A Unified Data Representation Learning for Non-parametric Two-sample Testing
Xunye Tian, Liuhua Peng, Zhijian Zhou, Mingming Gong, Arthur Gretton, Feng Liu
TL;DR
The paper tackles non-parametric two-sample testing by leveraging unlabelled data to learn representations that preserve Type-I error while boosting power. It proposes RL-TST, a two-phase framework that first learns intrinsic, manifold-aware representations on the full dataset and then trains discriminative representations for testing, enabling stronger test statistics via classifier-based or deep-kernel approaches with permutation testing. Empirically, RL-TST variants consistently outperform strong baselines such as C2ST, C2ST-L, MMD-D, and MMD-FUSE on HDGM benchmarks as well as MNIST and ImageNet–Fake setups, while controlling error rates.
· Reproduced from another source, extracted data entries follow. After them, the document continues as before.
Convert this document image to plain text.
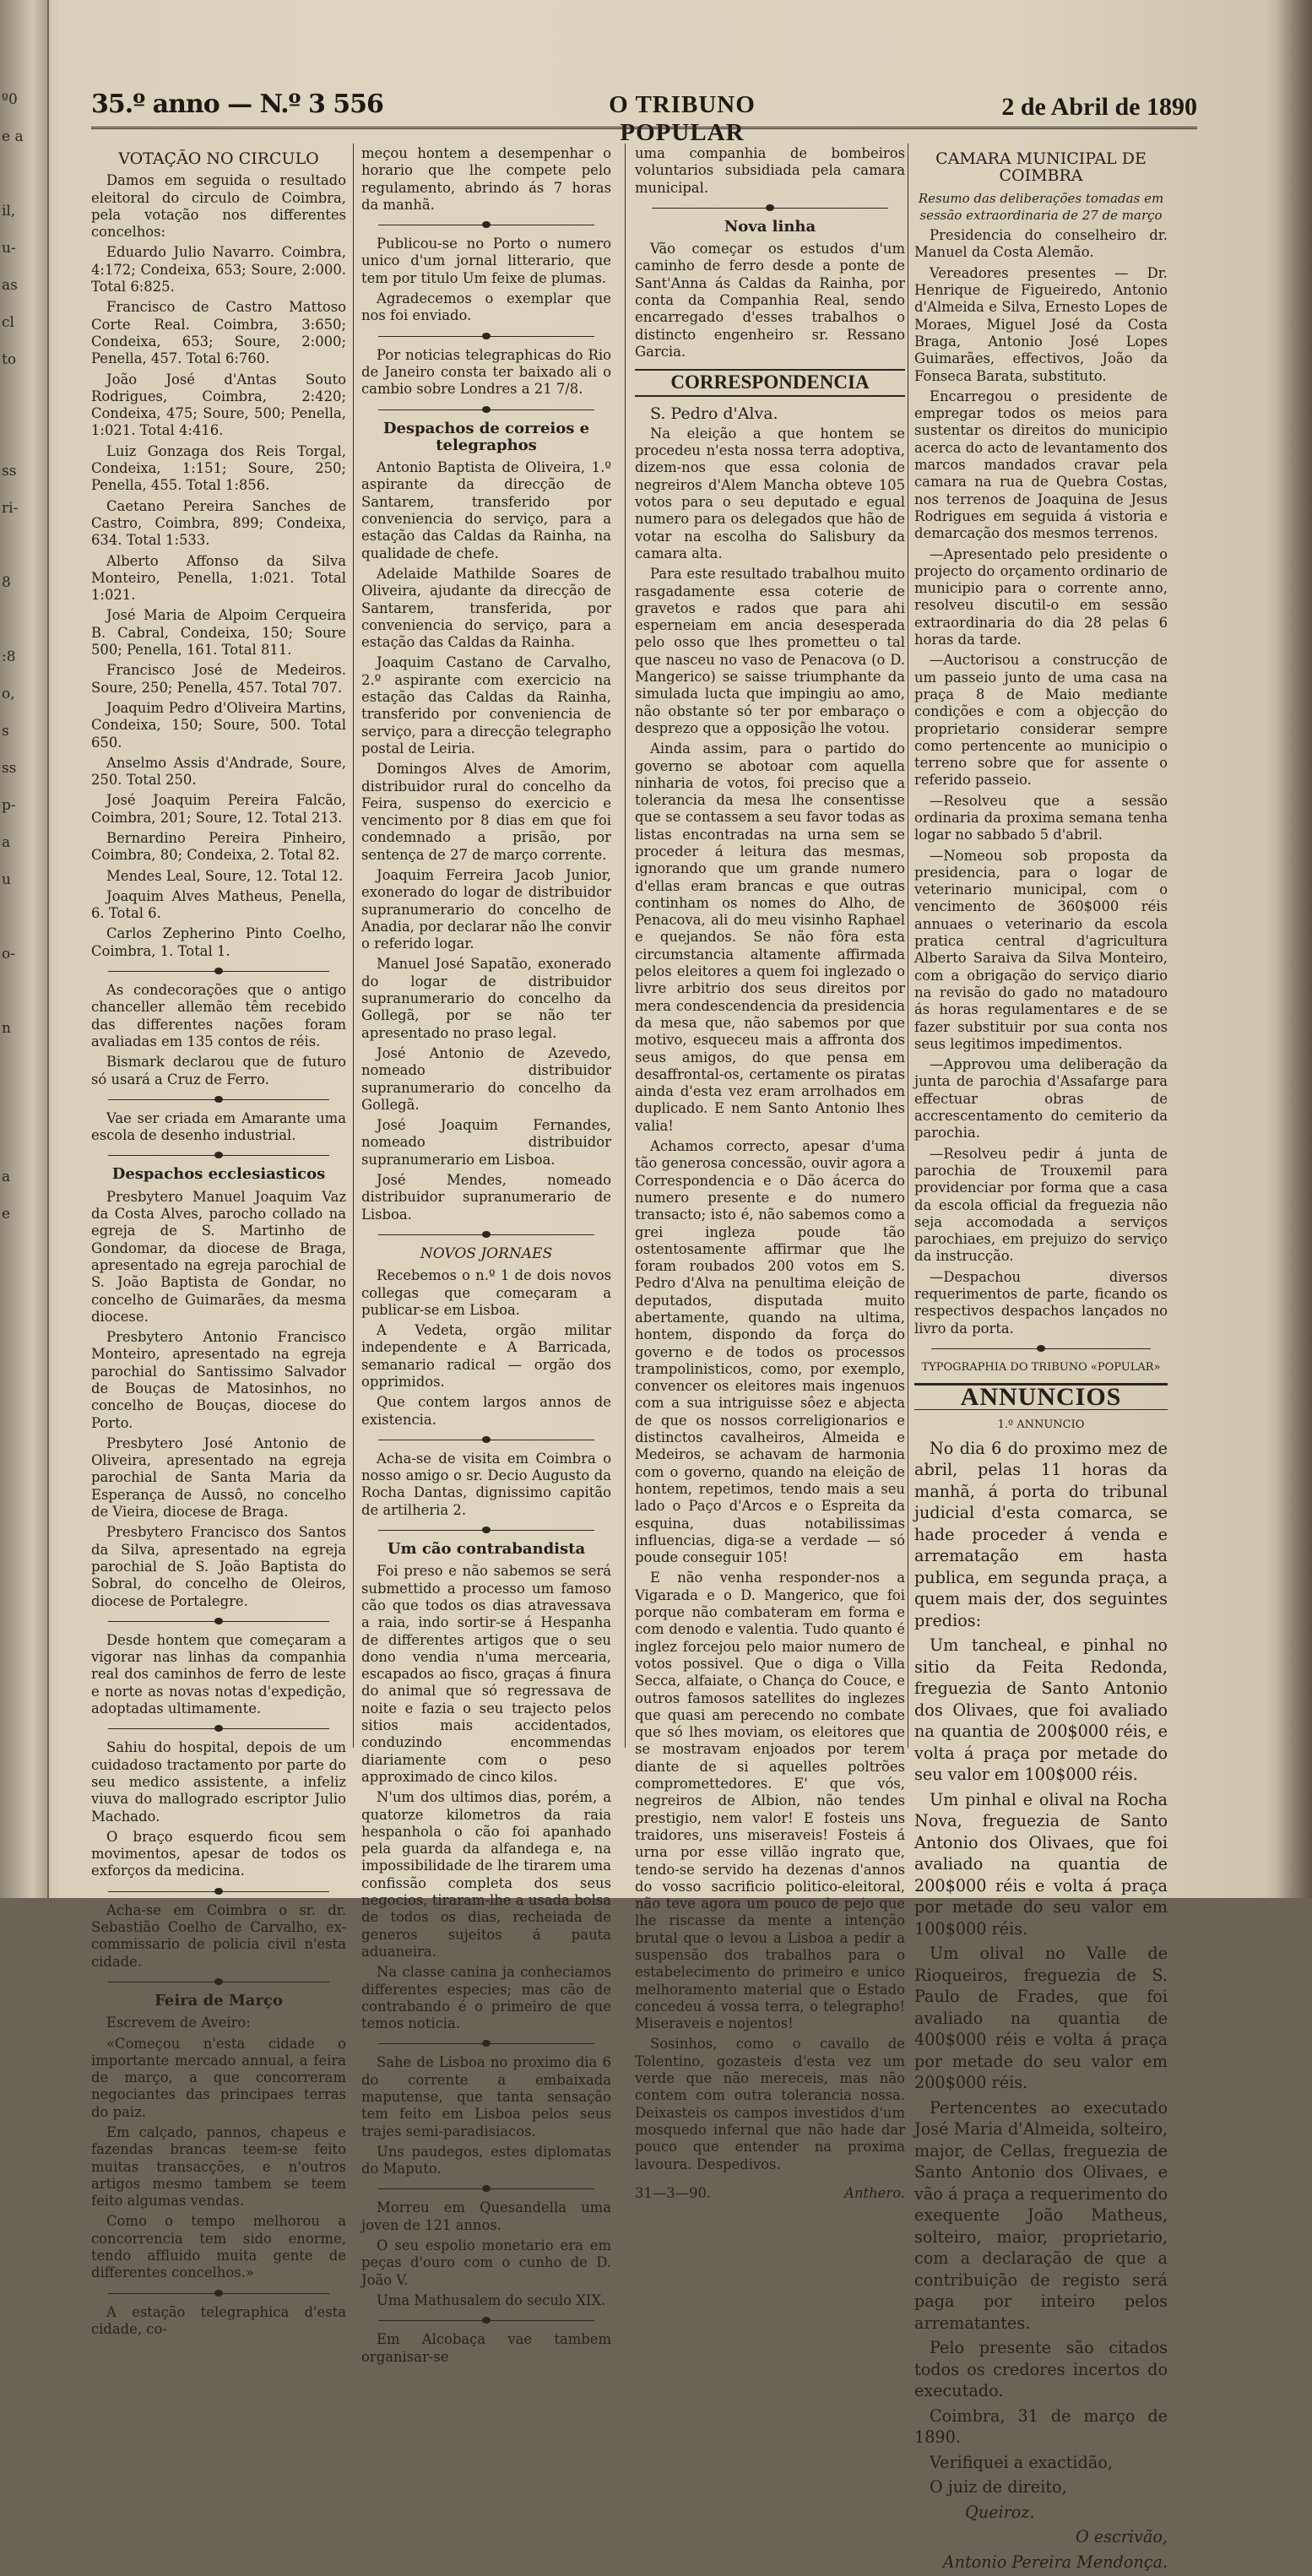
º0
e a
il,
u-
as
cl
to
ss
ri-
8
:8
o,
s
ss
p-
a
u
o-
n
a
e
35.º anno — N.º 3 556	O TRIBUNO POPULAR
2 de Abril de 1890
VOTAÇÃO NO CIRCULO

Damos em seguida o resultado eleitoral do circulo de Coimbra, pela votação nos differentes concelhos:

Eduardo Julio Navarro. Coimbra, 4:172; Condeixa, 653; Soure, 2:000. Total 6:825.

Francisco de Castro Mattoso Corte Real. Coimbra, 3:650; Condeixa, 653; Soure, 2:000; Penella, 457. Total 6:760.

João José d'Antas Souto Rodrigues, Coimbra, 2:420; Condeixa, 475; Soure, 500; Penella, 1:021. Total 4:416.

Luiz Gonzaga dos Reis Torgal, Condeixa, 1:151; Soure, 250; Penella, 455. Total 1:856.

Caetano Pereira Sanches de Castro, Coimbra, 899; Condeixa, 634. Total 1:533.

Alberto Affonso da Silva Monteiro, Penella, 1:021. Total 1:021.

José Maria de Alpoim Cerqueira B. Cabral, Condeixa, 150; Soure 500; Penella, 161. Total 811.

Francisco José de Medeiros. Soure, 250; Penella, 457. Total 707.

Joaquim Pedro d'Oliveira Martins, Condeixa, 150; Soure, 500. Total 650.

Anselmo Assis d'Andrade, Soure, 250. Total 250.

José Joaquim Pereira Falcão, Coimbra, 201; Soure, 12. Total 213.

Bernardino Pereira Pinheiro, Coimbra, 80; Condeixa, 2. Total 82.

Mendes Leal, Soure, 12. Total 12.

Joaquim Alves Matheus, Penella, 6. Total 6.

Carlos Zepherino Pinto Coelho, Coimbra, 1. Total 1.

As condecorações que o antigo chanceller allemão têm recebido das differentes nações foram avaliadas em 135 contos de réis.

Bismark declarou que de futuro só usará a Cruz de Ferro.

Vae ser criada em Amarante uma escola de desenho industrial.

Despachos ecclesiasticos

Presbytero Manuel Joaquim Vaz da Costa Alves, parocho collado na egreja de S. Martinho de Gondomar, da diocese de Braga, apresentado na egreja parochial de S. João Baptista de Gondar, no concelho de Guimarães, da mesma diocese.

Presbytero Antonio Francisco Monteiro, apresentado na egreja parochial do Santissimo Salvador de Bouças de Matosinhos, no concelho de Bouças, diocese do Porto.

Presbytero José Antonio de Oliveira, apresentado na egreja parochial de Santa Maria da Esperança de Aussô, no concelho de Vieira, diocese de Braga.

Presbytero Francisco dos Santos da Silva, apresentado na egreja parochial de S. João Baptista do Sobral, do concelho de Oleiros, diocese de Portalegre.

Desde hontem que começaram a vigorar nas linhas da companhia real dos caminhos de ferro de leste e norte as novas notas d'expedição, adoptadas ultimamente.

Sahiu do hospital, depois de um cuidadoso tractamento por parte do seu medico assistente, a infeliz viuva do mallogrado escriptor Julio Machado.

O braço esquerdo ficou sem movimentos, apesar de todos os exforços da medicina.

Acha-se em Coimbra o sr. dr. Sebastião Coelho de Carvalho, ex-commissario de policia civil n'esta cidade.

Feira de Março

Escrevem de Aveiro:

«Começou n'esta cidade o importante mercado annual, a feira de março, a que concorreram negociantes das principaes terras do paiz.

Em calçado, pannos, chapeus e fazendas brancas teem-se feito muitas transacções, e n'outros artigos mesmo tambem se teem feito algumas vendas.

Como o tempo melhorou a concorrencia tem sido enorme, tendo affluido muita gente de differentes concelhos.»

A estação telegraphica d'esta cidade, co-

meçou hontem a desempenhar o horario que lhe compete pelo regulamento, abrindo ás 7 horas da manhã.

Publicou-se no Porto o numero unico d'um jornal litterario, que tem por titulo Um feixe de plumas.

Agradecemos o exemplar que nos foi enviado.

Por noticias telegraphicas do Rio de Janeiro consta ter baixado ali o cambio sobre Londres a 21 7/8.

Despachos de correios e telegraphos

Antonio Baptista de Oliveira, 1.º aspirante da direcção de Santarem, transferido por conveniencia do serviço, para a estação das Caldas da Rainha, na qualidade de chefe.

Adelaide Mathilde Soares de Oliveira, ajudante da direcção de Santarem, transferida, por conveniencia do serviço, para a estação das Caldas da Rainha.

Joaquim Castano de Carvalho, 2.º aspirante com exercicio na estação das Caldas da Rainha, transferido por conveniencia de serviço, para a direcção telegrapho postal de Leiria.

Domingos Alves de Amorim, distribuidor rural do concelho da Feira, suspenso do exercicio e vencimento por 8 dias em que foi condemnado a prisão, por sentença de 27 de março corrente.

Joaquim Ferreira Jacob Junior, exonerado do logar de distribuidor supranumerario do concelho de Anadia, por declarar não lhe convir o referido logar.

Manuel José Sapatão, exonerado do logar de distribuidor supranumerario do concelho da Gollegã, por se não ter apresentado no praso legal.

José Antonio de Azevedo, nomeado distribuidor supranumerario do concelho da Gollegã.

José Joaquim Fernandes, nomeado distribuidor supranumerario em Lisboa.

José Mendes, nomeado distribuidor supranumerario de Lisboa.

NOVOS JORNAES

Recebemos o n.º 1 de dois novos collegas que começaram a publicar-se em Lisboa.

A Vedeta, orgão militar independente e A Barricada, semanario radical — orgão dos opprimidos.

Que contem largos annos de existencia.

Acha-se de visita em Coimbra o nosso amigo o sr. Decio Augusto da Rocha Dantas, dignissimo capitão de artilheria 2.

Um cão contrabandista

Foi preso e não sabemos se será submettido a processo um famoso cão que todos os dias atravessava a raia, indo sortir-se á Hespanha de differentes artigos que o seu dono vendia n'uma mercearia, escapados ao fisco, graças á finura do animal que só regressava de noite e fazia o seu trajecto pelos sitios mais accidentados, conduzindo encommendas diariamente com o peso approximado de cinco kilos.

N'um dos ultimos dias, porém, a quatorze kilometros da raia hespanhola o cão foi apanhado pela guarda da alfandega e, na impossibilidade de lhe tirarem uma confissão completa dos seus negocios, tiraram-lhe a usada bolsa de todos os dias, recheiada de generos sujeitos á pauta aduaneira.

Na classe canina ja conheciamos differentes especies; mas cão de contrabando é o primeiro de que temos noticia.

Sahe de Lisboa no proximo dia 6 do corrente a embaixada maputense, que tanta sensação tem feito em Lisboa pelos seus trajes semi-paradisiacos.

Uns paudegos, estes diplomatas do Maputo.

Morreu em Quesandella uma joven de 121 annos.

O seu espolio monetario era em peças d'ouro com o cunho de D. João V.

Uma Mathusalem do seculo XIX.

Em Alcobaça vae tambem organisar-se

uma companhia de bombeiros voluntarios subsidiada pela camara municipal.

Nova linha

Vão começar os estudos d'um caminho de ferro desde a ponte de Sant'Anna ás Caldas da Rainha, por conta da Companhia Real, sendo encarregado d'esses trabalhos o distincto engenheiro sr. Ressano Garcia.

CORRESPONDENCIA

S. Pedro d'Alva.

Na eleição a que hontem se procedeu n'esta nossa terra adoptiva, dizem-nos que essa colonia de negreiros d'Alem Mancha obteve 105 votos para o seu deputado e egual numero para os delegados que hão de votar na escolha do Salisbury da camara alta.

Para este resultado trabalhou muito rasgadamente essa coterie de gravetos e rados que para ahi esperneiam em ancia desesperada pelo osso que lhes prometteu o tal que nasceu no vaso de Penacova (o D. Mangerico) se saisse triumphante da simulada lucta que impingiu ao amo, não obstante só ter por embaraço o desprezo que a opposição lhe votou.

Ainda assim, para o partido do governo se abotoar com aquella ninharia de votos, foi preciso que a tolerancia da mesa lhe consentisse que se contassem a seu favor todas as listas encontradas na urna sem se proceder á leitura das mesmas, ignorando que um grande numero d'ellas eram brancas e que outras continham os nomes do Alho, de Penacova, ali do meu visinho Raphael e quejandos. Se não fôra esta circumstancia altamente affirmada pelos eleitores a quem foi inglezado o livre arbitrio dos seus direitos por mera condescendencia da presidencia da mesa que, não sabemos por que motivo, esqueceu mais a affronta dos seus amigos, do que pensa em desaffrontal-os, certamente os piratas ainda d'esta vez eram arrolhados em duplicado. E nem Santo Antonio lhes valia!

Achamos correcto, apesar d'uma tão generosa concessão, ouvir agora a Correspondencia e o Dão ácerca do numero presente e do numero transacto; isto é, não sabemos como a grei ingleza poude tão ostentosamente affirmar que lhe foram roubados 200 votos em S. Pedro d'Alva na penultima eleição de deputados, disputada muito abertamente, quando na ultima, hontem, dispondo da força do governo e de todos os processos trampolinisticos, como, por exemplo, convencer os eleitores mais ingenuos com a sua intriguisse sôez e abjecta de que os nossos correligionarios e distinctos cavalheiros, Almeida e Medeiros, se achavam de harmonia com o governo, quando na eleição de hontem, repetimos, tendo mais a seu lado o Paço d'Arcos e o Espreita da esquina, duas notabilissimas influencias, diga-se a verdade — só poude conseguir 105!

E não venha responder-nos a Vigarada e o D. Mangerico, que foi porque não combateram em forma e com denodo e valentia. Tudo quanto é inglez forcejou pelo maior numero de votos possivel. Que o diga o Villa Secca, alfaiate, o Chança do Couce, e outros famosos satellites do inglezes que quasi am perecendo no combate que só lhes moviam, os eleitores que se mostravam enjoados por terem diante de si aquelles poltrões compromettedores. E' que vós, negreiros de Albion, não tendes prestigio, nem valor! E fosteis uns traidores, uns miseraveis! Fosteis á urna por esse villão ingrato que, tendo-se servido ha dezenas d'annos do vosso sacrificio politico-eleitoral, não teve agora um pouco de pejo que lhe riscasse da mente a intenção brutal que o levou a Lisboa a pedir a suspensão dos trabalhos para o estabelecimento do primeiro e unico melhoramento material que o Estado concedeu á vossa terra, o telegrapho! Miseraveis e nojentos!

Sosinhos, como o cavallo de Tolentino, gozasteis d'esta vez um verde que não mereceis, mas não contem com outra tolerancia nossa. Deixasteis os campos investidos d'um mosquedo infernal que não hade dar pouco que entender na proxima lavoura. Despedivos.

31—3—90.	Anthero.
CAMARA MUNICIPAL DE COIMBRA
Resumo das deliberações tomadas em sessão extraordinaria de 27 de março

Presidencia do conselheiro dr. Manuel da Costa Alemão.

Vereadores presentes — Dr. Henrique de Figueiredo, Antonio d'Almeida e Silva, Ernesto Lopes de Moraes, Miguel José da Costa Braga, Antonio José Lopes Guimarães, effectivos, João da Fonseca Barata, substituto.

Encarregou o presidente de empregar todos os meios para sustentar os direitos do municipio acerca do acto de levantamento dos marcos mandados cravar pela camara na rua de Quebra Costas, nos terrenos de Joaquina de Jesus Rodrigues em seguida á vistoria e demarcação dos mesmos terrenos.

—Apresentado pelo presidente o projecto do orçamento ordinario de municipio para o corrente anno, resolveu discutil-o em sessão extraordinaria do dia 28 pelas 6 horas da tarde.

—Auctorisou a construcção de um passeio junto de uma casa na praça 8 de Maio mediante condições e com a objecção do proprietario considerar sempre como pertencente ao municipio o terreno sobre que for assente o referido passeio.

—Resolveu que a sessão ordinaria da proxima semana tenha logar no sabbado 5 d'abril.

—Nomeou sob proposta da presidencia, para o logar de veterinario municipal, com o vencimento de 360$000 réis annuaes o veterinario da escola pratica central d'agricultura Alberto Saraiva da Silva Monteiro, com a obrigação do serviço diario na revisão do gado no matadouro ás horas regulamentares e de se fazer substituir por sua conta nos seus legitimos impedimentos.

—Approvou uma deliberação da junta de parochia d'Assafarge para effectuar obras de accrescentamento do cemiterio da parochia.

—Resolveu pedir á junta de parochia de Trouxemil para providenciar por forma que a casa da escola official da freguezia não seja accomodada a serviços parochiaes, em prejuizo do serviço da instrucção.

—Despachou diversos requerimentos de parte, ficando os respectivos despachos lançados no livro da porta.

TYPOGRAPHIA DO TRIBUNO «POPULAR»
ANNUNCIOS
1.º ANNUNCIO

No dia 6 do proximo mez de abril, pelas 11 horas da manhã, á porta do tribunal judicial d'esta comarca, se hade proceder á venda e arrematação em hasta publica, em segunda praça, a quem mais der, dos seguintes predios:

Um tancheal, e pinhal no sitio da Feita Redonda, freguezia de Santo Antonio dos Olivaes, que foi avaliado na quantia de 200$000 réis, e volta á praça por metade do seu valor em 100$000 réis.

Um pinhal e olival na Rocha Nova, freguezia de Santo Antonio dos Olivaes, que foi avaliado na quantia de 200$000 réis e volta á praça por metade do seu valor em 100$000 réis.

Um olival no Valle de Rioqueiros, freguezia de S. Paulo de Frades, que foi avaliado na quantia de 400$000 réis e volta á praça por metade do seu valor em 200$000 réis.

Pertencentes ao executado José Maria d'Almeida, solteiro, major, de Cellas, freguezia de Santo Antonio dos Olivaes, e vão á praça a requerimento do exequente João Matheus, solteiro, maior, proprietario, com a declaração de que a contribuição de registo será paga por inteiro pelos arrematantes.

Pelo presente são citados todos os credores incertos do executado.

Coimbra, 31 de março de 1890.

Verifiquei a exactidão,

O juiz de direito,

Queiroz.

O escrivão,

Antonio Pereira Mendonça.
The work also analyzes why standard semi-supervised learning methods often fail in testing contexts and argues that the two-phase RL-TST approach better exploits unlabelled data for discriminative testing, offering a scalable and effective direction for future research in high-dimensional two-sample problems.
Abstract
Learning effective data representations has been crucial in non-parametric two-sample testing. Common approaches will first split data into training and test sets and then learn data representations purely on the training set. However, recent theoretical studies have shown that, as long as the sample indexes are not used during the learning process, the whole data can be used to learn data representations, meanwhile ensuring control of Type-I errors. The above fact motivates us to use the test set (but without sample indexes) to facilitate the data representation learning in the testing. To this end, we propose a representation-learning two-sample testing (RL-TST) framework. RL-TST first performs purely self-supervised representation learning on the entire dataset to capture inherent representations (IRs) that reflect the underlying data manifold. A discriminative model is then trained on these IRs to learn discriminative representations (DRs), enabling the framework to leverage both the rich structural information from IRs and the discriminative power of DRs. Extensive experiments demonstrate that RL-TST outperforms representative approaches by simultaneously using data manifold information in the test set and enhancing test power via finding the DRs with the training set.